Foi neste cenário absurdo de ausência de controle e grande acúmulo de informações coletadas dos usuários, que se verificou a necessidade de se estabelecer regras que pudessem, no interesse público e dos próprios usuários, limitar a coleta das informações e dados pessoais, a fim de que, caso não fosse autorizada pelo internauta, suas informações não poderiam ser colecionadas e, tampouco utilizadas, especialmente para fins econômicos, tecnológicos ou políticos.

Em tempos de proteção de dados pessoais, uma afirmação ganha relevo: “Se você não paga pelo serviço ou pelo produto, o produto é você”. Esta frase surge em alusão à gratuidade das redes sociais, que nada cobram de seus usuários, e transformam os usuários no próprio produto de seu interesse. Fica, assim, cristalino que estas redes são “remuneradas” através da coleta de dados de seus usuários e de sua possível comercialização final.

Daí a importância da Lei Geral de Proteção de Dados – LGPD, no Brasil. A LGPD, lei nº 13.709/18, foi promulgada em agosto de 2018 e sua vigência teve início em setembro de 2020, porém, as punições às empresas, aplicadas pela Autoridade Nacional de Proteção de Dados, em razão do descumprimento das disposições desta lei, passaram a ser efetivadas somente a partir de agosto de 2021.

Desta forma, com o advento da LGPD, uma luz de esperança se acendeu, pois em um mundo de absurda e desmedida invasão de privacidade, através da coleta exagerada de dados, bem como de usuários que não se atentam aos riscos desta situação e sequer observam os termos de usos das redes sociais que utilizam, o advento de uma regulamentação que tenta regrar e diminuir esta exacerbada coleta de dados, é extremamente bem-vinda, especialmente quando tem por objetivo exigir mais transparência e menos exageros.

Portanto, uma nova cultura se avizinha, com o empoderamento dos usuários das redes sociais, que devem lutar por seus direitos, especialmente por um regramento claro, de como pode se dar a coleta e a utilização de dados pessoais, desde que autorizadas e realizadas em quantidade mínima necessária para a atividade da empresa que os coleta, sempre com absoluta transparência.
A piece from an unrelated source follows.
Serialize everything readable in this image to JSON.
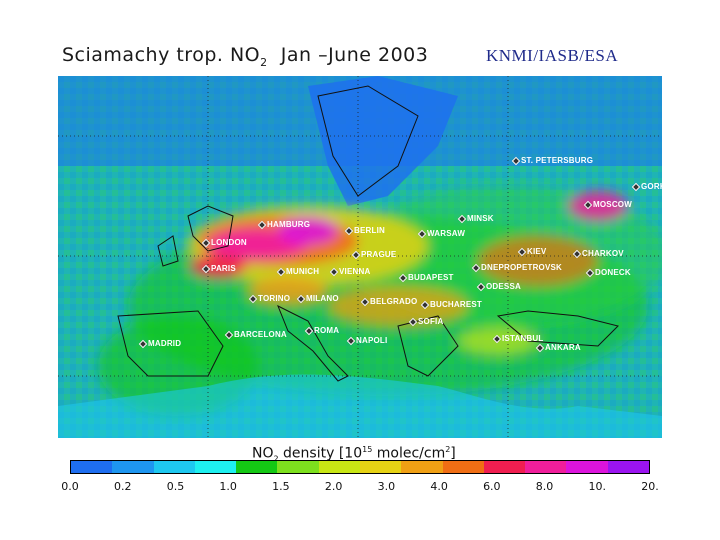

Isto certamente decorrerá de leis de proteção de dados e de regramentos, que insisto, deverão ser claros, para disciplinar as autorizações de captação de dados.

Diante destes novos tempos que estão por vir, reitera-se a necessidade da proteção dos dados pessoais como sendo um patrimônio do cidadão, um bem pessoal, que se torna alvo de incontáveis interesses, carecendo de proteção estatal permanente.